Defiance followed quickly by resignation flashed through Dana’s big brown eyes. I suppose she wanted to refuse, but even if she pulled that post out of her tongue, her dad would still find out what she’d done. Her mother and at least one or two friends knew, and secrets just don’t last long in Paradise.
With a grudging scowl that made her look way too much like her father, she opened her mouth and stuck her tongue partway out. Wyatt’s expression changed slowly as he realized what he was looking at; then he shot to his feet—or at least he tried.
The booth caught him in the midsection, and he fell back onto the bench bellowing like a bull elk. “What the hell is that?”

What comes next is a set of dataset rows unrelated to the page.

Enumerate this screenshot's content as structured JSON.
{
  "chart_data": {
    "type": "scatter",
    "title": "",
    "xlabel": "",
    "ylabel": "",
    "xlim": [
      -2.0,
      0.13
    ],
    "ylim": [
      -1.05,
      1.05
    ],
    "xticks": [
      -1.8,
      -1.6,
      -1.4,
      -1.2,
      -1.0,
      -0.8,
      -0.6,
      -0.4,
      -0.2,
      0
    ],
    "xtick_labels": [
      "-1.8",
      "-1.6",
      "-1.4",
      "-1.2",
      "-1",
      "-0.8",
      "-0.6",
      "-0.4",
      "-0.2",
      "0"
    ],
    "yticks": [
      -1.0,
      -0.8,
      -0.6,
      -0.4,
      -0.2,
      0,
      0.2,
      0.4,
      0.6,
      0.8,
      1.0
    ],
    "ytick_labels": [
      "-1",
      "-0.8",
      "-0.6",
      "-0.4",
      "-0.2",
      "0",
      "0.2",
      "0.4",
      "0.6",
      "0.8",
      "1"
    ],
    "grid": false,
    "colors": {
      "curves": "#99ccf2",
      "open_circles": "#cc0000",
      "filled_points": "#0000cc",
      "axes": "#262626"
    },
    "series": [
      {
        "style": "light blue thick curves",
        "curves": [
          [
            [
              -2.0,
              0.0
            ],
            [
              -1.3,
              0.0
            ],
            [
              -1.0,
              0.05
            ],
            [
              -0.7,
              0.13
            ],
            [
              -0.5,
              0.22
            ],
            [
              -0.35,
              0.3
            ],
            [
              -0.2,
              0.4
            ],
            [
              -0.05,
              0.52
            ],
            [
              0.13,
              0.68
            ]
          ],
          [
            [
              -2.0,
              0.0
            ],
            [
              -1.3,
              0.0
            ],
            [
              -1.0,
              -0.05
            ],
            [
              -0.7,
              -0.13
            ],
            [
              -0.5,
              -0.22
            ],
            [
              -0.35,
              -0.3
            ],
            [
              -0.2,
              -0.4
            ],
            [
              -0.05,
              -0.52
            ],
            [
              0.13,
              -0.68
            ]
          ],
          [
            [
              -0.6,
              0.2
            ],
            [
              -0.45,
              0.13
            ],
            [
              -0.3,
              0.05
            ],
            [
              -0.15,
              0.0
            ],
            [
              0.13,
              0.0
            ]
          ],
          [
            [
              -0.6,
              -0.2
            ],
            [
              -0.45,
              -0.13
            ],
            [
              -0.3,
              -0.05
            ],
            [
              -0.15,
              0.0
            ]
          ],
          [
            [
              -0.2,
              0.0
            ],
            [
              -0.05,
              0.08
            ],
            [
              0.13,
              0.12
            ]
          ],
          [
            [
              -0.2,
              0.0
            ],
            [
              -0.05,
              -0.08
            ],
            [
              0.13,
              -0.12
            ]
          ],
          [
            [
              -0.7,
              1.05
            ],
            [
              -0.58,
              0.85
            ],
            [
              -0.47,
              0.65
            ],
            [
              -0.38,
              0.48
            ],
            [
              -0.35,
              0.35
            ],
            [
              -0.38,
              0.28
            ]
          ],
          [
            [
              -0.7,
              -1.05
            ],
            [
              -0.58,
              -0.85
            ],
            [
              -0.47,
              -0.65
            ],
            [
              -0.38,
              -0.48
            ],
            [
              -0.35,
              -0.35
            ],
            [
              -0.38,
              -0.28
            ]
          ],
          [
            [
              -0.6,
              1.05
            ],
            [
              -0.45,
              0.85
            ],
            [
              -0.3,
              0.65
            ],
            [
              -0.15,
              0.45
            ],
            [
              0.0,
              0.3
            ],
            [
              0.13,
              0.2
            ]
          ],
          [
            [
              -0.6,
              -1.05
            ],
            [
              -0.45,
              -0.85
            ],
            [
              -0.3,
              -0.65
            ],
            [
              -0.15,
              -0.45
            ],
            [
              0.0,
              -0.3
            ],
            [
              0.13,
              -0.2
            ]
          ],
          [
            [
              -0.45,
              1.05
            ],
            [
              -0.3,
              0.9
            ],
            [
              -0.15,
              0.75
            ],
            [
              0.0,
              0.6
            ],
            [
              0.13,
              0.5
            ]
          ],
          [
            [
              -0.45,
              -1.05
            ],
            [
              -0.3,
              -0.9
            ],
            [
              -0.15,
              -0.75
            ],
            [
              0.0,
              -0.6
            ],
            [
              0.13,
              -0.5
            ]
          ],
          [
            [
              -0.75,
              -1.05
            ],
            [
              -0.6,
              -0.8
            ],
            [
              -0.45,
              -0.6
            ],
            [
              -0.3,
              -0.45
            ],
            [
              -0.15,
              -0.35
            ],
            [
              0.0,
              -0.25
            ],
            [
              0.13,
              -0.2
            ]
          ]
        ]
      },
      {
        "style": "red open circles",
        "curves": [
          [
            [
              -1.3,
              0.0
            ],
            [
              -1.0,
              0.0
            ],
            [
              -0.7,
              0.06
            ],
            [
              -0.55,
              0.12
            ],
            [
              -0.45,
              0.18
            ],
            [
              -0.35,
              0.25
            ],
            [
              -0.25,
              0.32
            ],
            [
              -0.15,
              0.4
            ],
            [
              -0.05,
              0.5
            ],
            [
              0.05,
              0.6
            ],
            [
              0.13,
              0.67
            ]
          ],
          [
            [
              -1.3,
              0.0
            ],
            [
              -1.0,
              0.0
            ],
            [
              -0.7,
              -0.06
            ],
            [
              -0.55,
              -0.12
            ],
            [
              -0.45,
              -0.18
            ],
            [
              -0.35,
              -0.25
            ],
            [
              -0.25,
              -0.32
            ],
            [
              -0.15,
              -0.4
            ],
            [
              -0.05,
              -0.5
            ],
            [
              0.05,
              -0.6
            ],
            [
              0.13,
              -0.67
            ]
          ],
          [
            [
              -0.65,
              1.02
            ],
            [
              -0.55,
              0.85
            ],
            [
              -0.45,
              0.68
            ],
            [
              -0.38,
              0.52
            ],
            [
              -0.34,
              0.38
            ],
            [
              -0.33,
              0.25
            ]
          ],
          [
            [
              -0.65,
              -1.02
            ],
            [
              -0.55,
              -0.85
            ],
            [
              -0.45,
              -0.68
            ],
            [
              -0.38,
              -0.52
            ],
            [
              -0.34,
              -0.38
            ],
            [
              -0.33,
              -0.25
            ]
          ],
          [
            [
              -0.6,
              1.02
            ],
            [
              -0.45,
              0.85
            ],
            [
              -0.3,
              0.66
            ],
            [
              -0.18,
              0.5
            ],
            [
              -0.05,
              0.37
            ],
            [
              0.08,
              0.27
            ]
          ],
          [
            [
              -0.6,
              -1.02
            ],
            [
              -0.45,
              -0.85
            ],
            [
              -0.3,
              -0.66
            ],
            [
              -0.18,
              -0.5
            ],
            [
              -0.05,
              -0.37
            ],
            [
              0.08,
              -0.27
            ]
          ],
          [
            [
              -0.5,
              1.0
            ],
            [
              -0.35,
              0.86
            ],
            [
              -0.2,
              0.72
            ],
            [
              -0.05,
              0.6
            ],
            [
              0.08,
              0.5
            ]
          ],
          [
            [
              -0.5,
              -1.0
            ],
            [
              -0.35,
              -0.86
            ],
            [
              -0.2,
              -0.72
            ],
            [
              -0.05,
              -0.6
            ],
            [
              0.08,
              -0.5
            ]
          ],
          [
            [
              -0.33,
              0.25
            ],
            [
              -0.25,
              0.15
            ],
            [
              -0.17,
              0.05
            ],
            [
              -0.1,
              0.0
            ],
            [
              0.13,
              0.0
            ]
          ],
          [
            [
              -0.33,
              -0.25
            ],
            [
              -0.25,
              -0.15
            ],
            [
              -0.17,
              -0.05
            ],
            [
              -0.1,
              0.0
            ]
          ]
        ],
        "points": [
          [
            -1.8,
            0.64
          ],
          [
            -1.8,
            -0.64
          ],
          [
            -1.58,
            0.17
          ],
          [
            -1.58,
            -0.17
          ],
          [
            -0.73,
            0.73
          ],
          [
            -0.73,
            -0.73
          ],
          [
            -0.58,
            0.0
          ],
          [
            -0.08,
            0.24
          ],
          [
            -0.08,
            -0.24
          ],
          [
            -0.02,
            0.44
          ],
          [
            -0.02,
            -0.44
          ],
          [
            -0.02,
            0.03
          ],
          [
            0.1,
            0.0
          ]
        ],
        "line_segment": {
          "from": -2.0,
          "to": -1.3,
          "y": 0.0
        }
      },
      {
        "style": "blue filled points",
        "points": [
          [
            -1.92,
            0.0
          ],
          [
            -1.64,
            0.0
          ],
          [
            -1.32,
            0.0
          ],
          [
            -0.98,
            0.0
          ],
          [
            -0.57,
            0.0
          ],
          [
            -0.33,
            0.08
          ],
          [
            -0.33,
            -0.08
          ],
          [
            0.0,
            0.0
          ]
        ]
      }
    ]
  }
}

A dozen heads shot up, and I could feel every eye in the place turning to watch us. I kept my voice calm and hoped Wyatt would follow my lead. “That,” I said, “is your daughter’s new tongue . . . ring.”
Looking all of about five years old, Dana finally made eye contact with her father. “It-th a barbell.”
Blood rushed into Wyatt’s face. “What in the hell is it doing in your mouth?”
“I put it there.”
“I can see that,” he shouted. “I’m not blind. What I want to know is why?”
“Becauth it-th cool, and becauth I like it.”
I half expected steam to erupt from my brother’s nose and ears. “Who did this to you?” he demanded. “Tell me right now so I can kill him.”